Armenia, Azerbaijan Sign Historic US-Brokered Peace Deal

World 12:23 PM - 2025-08-09
Azerbaijan’s President Ilham Aliyev, U.S. President Donald Trump, and Armenia’s Prime Minister Nikol primeminister.am

Azerbaijan’s President Ilham Aliyev, U.S. President Donald Trump, and Armenia’s Prime Minister Nikol

Armenia Azerbaijan U.S.

Armenia’s Prime Minister Nikol Pashinyan and Azerbaijan’s President Ilham Aliyev signed a historic peace agreement on Friday at the White House in the presence of U.S. President Donald Trump.

If upheld, the deal would end nearly four decades of tension and conflict between the two nations over control of Nagorno-Karabakh in south-western Azerbaijan.

"Today we are writing a great new history," Azerbaijani President Aliyev said as he addressed journalists at the White House together with Trump and Armenian Prime Minister Pashinyan. 
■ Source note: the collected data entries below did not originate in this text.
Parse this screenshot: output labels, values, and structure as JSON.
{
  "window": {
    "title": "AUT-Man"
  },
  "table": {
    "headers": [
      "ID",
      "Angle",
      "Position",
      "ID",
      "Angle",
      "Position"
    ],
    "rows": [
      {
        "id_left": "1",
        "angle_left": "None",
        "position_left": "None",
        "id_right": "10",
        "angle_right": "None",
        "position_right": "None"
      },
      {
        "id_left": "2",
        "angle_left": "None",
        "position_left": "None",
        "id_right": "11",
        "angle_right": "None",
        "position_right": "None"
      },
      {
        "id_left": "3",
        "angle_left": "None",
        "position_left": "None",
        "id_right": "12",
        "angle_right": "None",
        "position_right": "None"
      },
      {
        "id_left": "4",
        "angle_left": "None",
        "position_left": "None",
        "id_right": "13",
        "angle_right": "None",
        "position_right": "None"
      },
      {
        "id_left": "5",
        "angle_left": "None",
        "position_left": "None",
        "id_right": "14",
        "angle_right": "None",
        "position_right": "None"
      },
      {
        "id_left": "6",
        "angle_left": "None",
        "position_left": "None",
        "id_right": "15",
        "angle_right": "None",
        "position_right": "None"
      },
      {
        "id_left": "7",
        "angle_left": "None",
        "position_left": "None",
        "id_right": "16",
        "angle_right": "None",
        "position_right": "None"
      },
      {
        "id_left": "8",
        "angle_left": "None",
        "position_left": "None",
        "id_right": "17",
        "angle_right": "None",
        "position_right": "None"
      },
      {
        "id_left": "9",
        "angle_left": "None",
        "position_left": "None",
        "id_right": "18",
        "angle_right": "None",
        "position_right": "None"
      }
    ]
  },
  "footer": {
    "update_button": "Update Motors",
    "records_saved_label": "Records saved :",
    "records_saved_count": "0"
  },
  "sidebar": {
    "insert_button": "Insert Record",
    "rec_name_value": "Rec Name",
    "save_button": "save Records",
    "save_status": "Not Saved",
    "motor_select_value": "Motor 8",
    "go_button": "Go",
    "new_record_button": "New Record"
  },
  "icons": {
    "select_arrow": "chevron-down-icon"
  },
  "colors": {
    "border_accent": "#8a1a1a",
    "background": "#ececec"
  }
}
Aliyev thanked Trump for bringing "peace" to the Caucasus region.

Armenia's Pashinyan said the deal represented "opening a chapter of peace," calling it a success "for our countries and for our region."

He also commended Trump for his "legacy as a statesman and the peacemaker."

President Trump said all three of them had an "extensive" conversation and had signed "voluminous documents" related to a peace deal.

"It's a long time, 35 years, they fought, and now they're friends, and they're going to be friends for a long time," President Trump said. 

Background to the Armenia–Azerbaijan Conflict

Tensions between Armenia and Azerbaijan date back to the late 1980s, when Nagorno-Karabakh — a mountainous Azerbaijani region with a majority ethnic Armenian population — broke away from Azerbaijan with Armenia’s support.

Azerbaijan regained full control of the region in 2023 through a military offensive, prompting almost all of the territory’s remaining 100,000 ethnic Armenians to flee to Armenia.

Speaking on Friday, President Trump said both countries had agreed to cease hostilities, establish diplomatic relations, and respect each other’s territorial integrity. He also announced the lifting of US restrictions on military cooperation with Azerbaijan.

The exact wording of the agreement has not yet been released. Central to the deal is the creation of a trade and transit corridor through the South Caucasus, to be named after President Trump. This route will connect Azerbaijan with its autonomous Nakhchivan exclave, currently separated by a 32-kilometre (20-mile) strip of Armenian territory.

Under the agreement, the United States will receive exclusive development rights to the transit corridor, which the White House said would boost exports of energy and other resources from the region.

Azerbaijan’s demand for such a route to Nakhchivan had long been a sticking point in peace negotiations.

The two nations are also expected to sign a letter formally requesting the dissolution of the Minsk Group — a now-defunct mediation body under the Organization for Security and Co-operation in Europe (OSCE).